When they all settled at the table again, she said calmly, “What you see as a supreme example of the art of warfare, I see as a legacy bearing the blood and tears of many ancestors. So while the law may be on your side to possess the blade, given the huge sum you paid for it, I'd argue there is a moral duty that clouds that right because it was stolen from my family in a time of paranoia. I'd further point out the federal government has acknowledged the internment camps imprisoning Japanese-American citizens were so wrong they've paid restitution in recent years. I cannot help but wonder . . . in this new age of strife and paranoia how would a jury of my peers view my supposed theft?”
When John scowled, this time she stared right back. Her voice went very soft. “And lastly, I wonder what your own esteemed ancestor, Colonel William Barrett Travis, would say if I tried to purchase his pocket watch at auction after it had been confiscated from you in a time of war?”

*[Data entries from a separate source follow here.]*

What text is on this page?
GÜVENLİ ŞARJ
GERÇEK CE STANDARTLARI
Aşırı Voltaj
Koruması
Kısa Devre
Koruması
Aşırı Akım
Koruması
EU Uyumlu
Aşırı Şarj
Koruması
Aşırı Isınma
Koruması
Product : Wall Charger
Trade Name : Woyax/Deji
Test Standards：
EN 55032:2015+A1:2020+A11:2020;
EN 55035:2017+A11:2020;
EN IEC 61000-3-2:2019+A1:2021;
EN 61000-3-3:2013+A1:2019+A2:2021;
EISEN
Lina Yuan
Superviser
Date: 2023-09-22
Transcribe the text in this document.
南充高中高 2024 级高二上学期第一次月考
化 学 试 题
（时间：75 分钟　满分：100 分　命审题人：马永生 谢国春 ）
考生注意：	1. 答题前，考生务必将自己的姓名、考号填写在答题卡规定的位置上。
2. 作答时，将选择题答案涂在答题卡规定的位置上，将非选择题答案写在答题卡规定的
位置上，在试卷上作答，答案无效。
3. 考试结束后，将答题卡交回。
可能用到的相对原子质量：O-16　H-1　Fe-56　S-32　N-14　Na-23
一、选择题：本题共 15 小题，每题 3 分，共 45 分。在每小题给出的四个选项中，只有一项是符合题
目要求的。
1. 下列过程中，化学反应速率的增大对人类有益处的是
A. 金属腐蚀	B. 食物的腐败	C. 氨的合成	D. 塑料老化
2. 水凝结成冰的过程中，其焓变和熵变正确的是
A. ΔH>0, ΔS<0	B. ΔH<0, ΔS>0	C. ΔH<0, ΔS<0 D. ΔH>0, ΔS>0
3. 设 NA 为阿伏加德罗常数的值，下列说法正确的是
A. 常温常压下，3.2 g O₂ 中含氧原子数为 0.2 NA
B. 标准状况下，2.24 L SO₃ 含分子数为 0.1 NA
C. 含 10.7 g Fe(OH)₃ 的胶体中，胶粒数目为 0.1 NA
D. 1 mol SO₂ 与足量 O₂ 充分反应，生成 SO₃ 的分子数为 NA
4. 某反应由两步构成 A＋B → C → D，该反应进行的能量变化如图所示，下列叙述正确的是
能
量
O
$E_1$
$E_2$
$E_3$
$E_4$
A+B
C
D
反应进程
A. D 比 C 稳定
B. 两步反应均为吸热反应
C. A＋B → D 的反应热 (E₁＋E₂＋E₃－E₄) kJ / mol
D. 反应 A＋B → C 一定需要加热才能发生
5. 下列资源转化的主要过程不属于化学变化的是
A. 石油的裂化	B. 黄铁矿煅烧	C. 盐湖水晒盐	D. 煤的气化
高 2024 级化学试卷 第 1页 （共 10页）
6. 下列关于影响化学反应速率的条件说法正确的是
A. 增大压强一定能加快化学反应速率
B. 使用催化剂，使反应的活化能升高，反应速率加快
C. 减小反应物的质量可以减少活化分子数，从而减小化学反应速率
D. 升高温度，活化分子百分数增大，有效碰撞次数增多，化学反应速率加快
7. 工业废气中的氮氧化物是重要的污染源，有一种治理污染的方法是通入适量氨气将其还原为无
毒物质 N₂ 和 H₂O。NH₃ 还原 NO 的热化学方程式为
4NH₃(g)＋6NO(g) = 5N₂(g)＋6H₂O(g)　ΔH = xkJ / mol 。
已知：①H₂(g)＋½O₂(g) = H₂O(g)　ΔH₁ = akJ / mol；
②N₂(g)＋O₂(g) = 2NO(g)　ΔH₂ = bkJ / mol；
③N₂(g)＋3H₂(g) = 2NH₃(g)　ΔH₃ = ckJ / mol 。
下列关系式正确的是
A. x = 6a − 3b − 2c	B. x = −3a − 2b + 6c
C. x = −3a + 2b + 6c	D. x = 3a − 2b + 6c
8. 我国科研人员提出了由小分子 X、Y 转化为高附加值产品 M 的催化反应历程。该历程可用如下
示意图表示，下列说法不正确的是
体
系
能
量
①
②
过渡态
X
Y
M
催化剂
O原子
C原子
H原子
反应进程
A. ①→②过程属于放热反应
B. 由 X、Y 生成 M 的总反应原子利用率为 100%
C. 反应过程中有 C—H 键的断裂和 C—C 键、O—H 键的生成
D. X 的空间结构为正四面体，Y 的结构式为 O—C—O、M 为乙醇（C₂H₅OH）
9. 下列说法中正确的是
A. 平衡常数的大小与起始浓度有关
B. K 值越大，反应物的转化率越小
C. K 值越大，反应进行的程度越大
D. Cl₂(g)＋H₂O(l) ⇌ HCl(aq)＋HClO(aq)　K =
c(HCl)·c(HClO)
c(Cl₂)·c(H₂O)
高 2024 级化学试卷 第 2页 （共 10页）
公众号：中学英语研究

That mark hit home. For the first time, John Travis looked hesitant as he too stared at the disputed antique.
Without pause, she added matter-of-factly, “And no, I did not murder either the Taylors or anyone else, despite my ability with the blade. I've trained with every weapon imaginable since I was a small child. From the time I could walk, my grandfather encouraged me in it to keep my Japanese heritage alive. I've sparred many times with both wooden
bokkens
and real blades.” She leaned forward and emphasized, “But I've never killed anyone with a sword or anything else.”
Looking skeptical again, Travis turned to Ms. Doyle. She opened a thick file, but didn't glance at it.
Hana had the feeling she knew every line in the file.
The woman said softly, “Ms. Nakatomi, we know your background. We know this katana was once owned by your family. There was no evidence during your prior . . . incursion at the Travis home that you wanted anything but the sword. What we don't understand is why it was so urgent that you obtain the sword. Urgent enough to risk capture a second time at the transit agency. Can you explain that?”
Hana was glad to shift her attention from John Travis to meet the clearest gray eyes she'd ever beheld, clearer even than Ernie's . . . Ernie. Hana swallowed hard, but the guilt she felt at drawing him into this hurt far more than the shackles chafing at her ankles. Just tell the truth. Maybe that would help. She'd never been good at lying, anyway.
So she told them about Jiji, how the sword was so important to her family, not mentioning Kai. Limiting her information wasn't the same as lying, she told herself.
When they began to grill her about her alibi on the night of the Taylor murders, she had none, because she'd gone straight back to her hotel room to continue her research when the sword was nowhere to be found. She noted all three of them watched her body language very closely as she spoke. Hana recalled reading about the newest interrogation methods, where exhaustive study had yielded very strong predictions of guilt or innocence by careful attention to tells. Just like in poker, human beings tended to fidget in an interrogation room when they were bluffing.